Ci sono napoletani che ti fanno amare Napoli sopra ogni altra città, te la fanno sentire ancora come la tua capitale e ti fanno dimenticare i napoletani molesti e imbroglioni, più qualche insopportabile trombone che fa di professione il napoletano. Isotta è uno di quei rari e grandi napoletani; ne ho conosciuti una decina tra viventi e morti che meritano quel titolo. Alcuni, non a caso, erano suoi amici, come Raffaele La Capria e Ruggero Guarini.

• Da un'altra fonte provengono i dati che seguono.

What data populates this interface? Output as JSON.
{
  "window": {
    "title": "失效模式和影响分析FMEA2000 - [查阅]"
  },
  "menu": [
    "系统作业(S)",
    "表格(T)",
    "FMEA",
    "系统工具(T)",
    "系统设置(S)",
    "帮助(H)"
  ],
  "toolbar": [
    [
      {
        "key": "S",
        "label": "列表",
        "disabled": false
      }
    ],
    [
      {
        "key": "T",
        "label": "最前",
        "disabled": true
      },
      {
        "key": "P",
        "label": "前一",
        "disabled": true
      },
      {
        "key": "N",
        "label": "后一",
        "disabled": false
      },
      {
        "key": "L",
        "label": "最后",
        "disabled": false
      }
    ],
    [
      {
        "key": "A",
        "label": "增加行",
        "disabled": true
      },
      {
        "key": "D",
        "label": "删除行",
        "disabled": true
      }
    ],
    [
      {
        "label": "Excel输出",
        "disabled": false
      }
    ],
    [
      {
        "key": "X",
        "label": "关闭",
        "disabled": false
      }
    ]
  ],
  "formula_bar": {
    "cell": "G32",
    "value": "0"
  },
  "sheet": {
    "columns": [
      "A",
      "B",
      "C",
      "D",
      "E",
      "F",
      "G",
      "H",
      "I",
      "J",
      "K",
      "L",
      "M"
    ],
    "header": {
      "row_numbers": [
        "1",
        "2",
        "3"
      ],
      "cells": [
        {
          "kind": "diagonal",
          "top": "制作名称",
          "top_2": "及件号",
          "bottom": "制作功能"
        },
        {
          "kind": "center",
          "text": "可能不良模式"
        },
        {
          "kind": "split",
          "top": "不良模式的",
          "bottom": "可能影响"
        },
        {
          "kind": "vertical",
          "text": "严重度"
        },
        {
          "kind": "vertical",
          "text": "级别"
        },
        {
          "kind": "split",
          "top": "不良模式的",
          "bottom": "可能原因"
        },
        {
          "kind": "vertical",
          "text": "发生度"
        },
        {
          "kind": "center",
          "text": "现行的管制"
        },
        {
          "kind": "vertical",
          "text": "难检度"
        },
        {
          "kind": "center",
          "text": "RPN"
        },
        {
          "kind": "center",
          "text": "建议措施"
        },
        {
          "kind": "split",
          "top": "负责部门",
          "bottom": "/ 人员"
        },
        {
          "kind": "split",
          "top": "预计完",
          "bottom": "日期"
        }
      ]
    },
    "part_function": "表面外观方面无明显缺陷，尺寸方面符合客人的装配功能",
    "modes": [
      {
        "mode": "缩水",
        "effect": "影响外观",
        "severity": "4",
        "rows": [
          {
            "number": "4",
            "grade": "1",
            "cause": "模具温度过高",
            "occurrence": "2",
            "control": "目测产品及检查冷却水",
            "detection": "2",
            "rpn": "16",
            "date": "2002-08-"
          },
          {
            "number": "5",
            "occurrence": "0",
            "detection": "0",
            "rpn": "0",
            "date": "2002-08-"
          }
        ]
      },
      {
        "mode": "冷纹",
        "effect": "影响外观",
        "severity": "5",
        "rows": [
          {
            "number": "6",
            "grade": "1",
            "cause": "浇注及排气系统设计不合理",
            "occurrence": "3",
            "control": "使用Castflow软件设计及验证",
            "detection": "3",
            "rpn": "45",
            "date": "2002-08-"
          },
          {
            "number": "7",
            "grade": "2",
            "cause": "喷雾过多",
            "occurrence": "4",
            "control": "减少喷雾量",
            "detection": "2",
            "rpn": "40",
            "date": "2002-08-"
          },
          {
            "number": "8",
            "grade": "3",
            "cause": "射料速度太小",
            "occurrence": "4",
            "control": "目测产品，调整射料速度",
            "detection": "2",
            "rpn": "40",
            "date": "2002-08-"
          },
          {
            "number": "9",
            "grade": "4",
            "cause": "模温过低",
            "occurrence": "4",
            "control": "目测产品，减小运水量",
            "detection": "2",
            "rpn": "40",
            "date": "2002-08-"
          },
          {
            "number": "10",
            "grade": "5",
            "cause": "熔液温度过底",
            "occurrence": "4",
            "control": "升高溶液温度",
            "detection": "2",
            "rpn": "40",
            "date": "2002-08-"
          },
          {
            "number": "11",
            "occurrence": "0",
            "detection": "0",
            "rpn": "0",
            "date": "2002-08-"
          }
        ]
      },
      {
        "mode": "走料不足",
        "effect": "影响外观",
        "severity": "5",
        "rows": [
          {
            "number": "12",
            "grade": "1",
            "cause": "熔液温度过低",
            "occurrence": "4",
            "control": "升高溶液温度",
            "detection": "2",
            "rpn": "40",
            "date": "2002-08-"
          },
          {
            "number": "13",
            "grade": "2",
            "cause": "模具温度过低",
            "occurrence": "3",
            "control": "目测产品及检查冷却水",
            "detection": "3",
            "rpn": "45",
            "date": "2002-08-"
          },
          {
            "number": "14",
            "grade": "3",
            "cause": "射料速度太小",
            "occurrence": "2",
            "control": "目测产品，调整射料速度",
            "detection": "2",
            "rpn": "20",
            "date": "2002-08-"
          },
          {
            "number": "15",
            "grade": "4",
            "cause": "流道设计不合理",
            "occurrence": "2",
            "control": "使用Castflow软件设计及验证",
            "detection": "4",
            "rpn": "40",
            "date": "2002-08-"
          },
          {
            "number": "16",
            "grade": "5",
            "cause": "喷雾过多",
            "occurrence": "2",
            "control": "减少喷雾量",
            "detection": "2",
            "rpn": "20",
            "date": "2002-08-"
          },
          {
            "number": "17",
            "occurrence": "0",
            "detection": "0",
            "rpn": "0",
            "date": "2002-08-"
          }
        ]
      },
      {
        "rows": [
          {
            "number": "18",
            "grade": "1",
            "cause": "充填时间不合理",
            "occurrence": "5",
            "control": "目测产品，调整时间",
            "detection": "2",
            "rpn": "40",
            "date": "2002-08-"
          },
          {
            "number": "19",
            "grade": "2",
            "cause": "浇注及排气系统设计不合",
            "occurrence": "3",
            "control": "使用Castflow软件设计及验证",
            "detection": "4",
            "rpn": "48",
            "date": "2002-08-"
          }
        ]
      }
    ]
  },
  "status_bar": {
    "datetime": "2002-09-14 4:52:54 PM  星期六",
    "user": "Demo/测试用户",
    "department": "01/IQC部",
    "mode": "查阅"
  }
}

Di Isotta mi intrigavano tante cose ma una più di tutte: la sua religione pagana e napoletana, sublime e superstiziosa, una religione dei santi più che di Dio, che antepone San Gennaro a Gesù Cristo, a cui Isotta chiedeva d’intercedere presso il Santo napoletano; e poi una processione di santi soprattutto meridionali, da Santa Patrizia, a cui si scioglie il sangue come a San Gennaro, fino a Padre Pio (abbiamo entrambi stroncato l’hangar edificato da Renzo Piano a San Giovanni Rotondo, dedicato al Santo). La protettrice letteraria invocata da Paolino era la Madonna del Carmine che ha tanti devoti a Napoli e al sud. Da noi era accompagnata però da una fama minacciosa: non fate il bagno al mare il 16 luglio che è la sua festa, diceva la dissennata saggezza popolare, perché può esservi fatale. Ho proposto di far leggere i suoi brani dedicati a San Gennaro. Una volta, raccontava Paolino, San Gennaro gli salvò la vita da ragazzo in un incidente, avvolgendolo (lo aveva accoumogliato, diceva lui) nel suo manto. Che san Gennaro l’accompagni ancora col suo manto e metta una buona parola per lui, nonostante il brusco e disgraziato passaggio all’altra riva.